Erica lo oyó intercambiar unas palabras con alguien que tenía a su lado y no tardó en volver a ponerse al auricular.

—No tenemos nada especial que hacer, de modo que podríamos pasarnos ahora mismo, si no hay inconveniente.

—¡Perfecto!

Erica sintió renacer su entusiasmo al ver interrumpida su monotonía. Les facilitó una breve descripción del camino y se apresuró a poner una cafetera. Cuando llamaron a la puerta, cayó en la cuenta de que había olvidado preguntarle cómo se llamaba. En fin, empezarían por las presentaciones.

Tres horas después estaba a punto de echarse a llorar, no cesaba de pestañear e invocaba sus últimas reservas con objeto de parecer interesada en la conversación.

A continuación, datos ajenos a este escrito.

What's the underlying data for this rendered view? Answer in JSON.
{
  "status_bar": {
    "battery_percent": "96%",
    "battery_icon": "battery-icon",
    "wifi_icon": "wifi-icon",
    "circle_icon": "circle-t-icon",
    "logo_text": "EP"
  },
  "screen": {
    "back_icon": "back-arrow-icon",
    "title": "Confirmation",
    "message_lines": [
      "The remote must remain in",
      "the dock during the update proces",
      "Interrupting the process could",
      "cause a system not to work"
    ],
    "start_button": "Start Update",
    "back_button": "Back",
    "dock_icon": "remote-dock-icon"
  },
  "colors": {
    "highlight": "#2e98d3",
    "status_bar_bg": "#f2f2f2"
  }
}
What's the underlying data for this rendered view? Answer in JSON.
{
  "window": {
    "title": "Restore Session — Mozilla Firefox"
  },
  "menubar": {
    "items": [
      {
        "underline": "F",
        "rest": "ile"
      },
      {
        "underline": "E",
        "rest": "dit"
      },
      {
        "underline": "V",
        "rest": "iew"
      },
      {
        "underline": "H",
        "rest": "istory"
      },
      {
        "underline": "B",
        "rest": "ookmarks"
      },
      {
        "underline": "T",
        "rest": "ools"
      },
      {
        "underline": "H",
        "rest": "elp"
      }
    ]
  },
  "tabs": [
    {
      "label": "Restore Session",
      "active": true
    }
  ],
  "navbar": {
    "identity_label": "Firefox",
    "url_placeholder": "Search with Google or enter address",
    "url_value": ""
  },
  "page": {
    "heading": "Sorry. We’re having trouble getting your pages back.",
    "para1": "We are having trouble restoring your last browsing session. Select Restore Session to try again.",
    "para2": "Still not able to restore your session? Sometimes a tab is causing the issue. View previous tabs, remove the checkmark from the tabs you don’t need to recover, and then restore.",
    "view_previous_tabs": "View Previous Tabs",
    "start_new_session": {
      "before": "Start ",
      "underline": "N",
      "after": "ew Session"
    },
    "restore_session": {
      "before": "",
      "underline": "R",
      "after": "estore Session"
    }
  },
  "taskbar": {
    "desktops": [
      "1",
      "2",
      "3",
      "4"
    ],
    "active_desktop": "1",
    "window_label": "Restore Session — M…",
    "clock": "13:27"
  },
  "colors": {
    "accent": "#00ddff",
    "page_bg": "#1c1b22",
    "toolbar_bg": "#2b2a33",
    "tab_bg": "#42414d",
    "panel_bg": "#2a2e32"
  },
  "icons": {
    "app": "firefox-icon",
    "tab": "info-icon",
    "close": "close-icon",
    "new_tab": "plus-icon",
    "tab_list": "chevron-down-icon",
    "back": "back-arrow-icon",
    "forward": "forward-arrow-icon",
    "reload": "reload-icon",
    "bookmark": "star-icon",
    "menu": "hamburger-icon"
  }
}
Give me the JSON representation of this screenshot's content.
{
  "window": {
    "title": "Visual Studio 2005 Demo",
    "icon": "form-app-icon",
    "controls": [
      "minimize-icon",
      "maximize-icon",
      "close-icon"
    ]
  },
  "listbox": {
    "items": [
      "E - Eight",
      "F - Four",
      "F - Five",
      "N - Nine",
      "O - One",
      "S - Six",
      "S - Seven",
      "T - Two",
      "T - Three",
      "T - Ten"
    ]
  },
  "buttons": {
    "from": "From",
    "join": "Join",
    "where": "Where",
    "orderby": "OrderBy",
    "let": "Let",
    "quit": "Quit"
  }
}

—Uno de los aspectos más interesantes de mi trabajo es precisamente controlar el flujo de los CDR. Como te decía, los CDR,
Call Data Record
, son los valores portadores de la información relativa a la duración y el destino de las llamadas de los usuarios, entre otras cosas. Una vez compilados todos los datos procedentes de los CDR, éstos constituyen una increíble fuente de información acerca de los modelos de conducta de nuestros clientes…

Erica tenía la sensación de que el sujeto llevaba hablando una eternidad y no parecía dispuesto a terminar nunca. Jörgen Berntsson era tan aburrido que a Erica se le saltaban las lágrimas, y su esposa tampoco le iba a la zaga. No porque se entregase al mismo tipo de largas exposiciones sin interés, sino porque, desde que llegó, no había pronunciado una sola palabra, salvo su nombre.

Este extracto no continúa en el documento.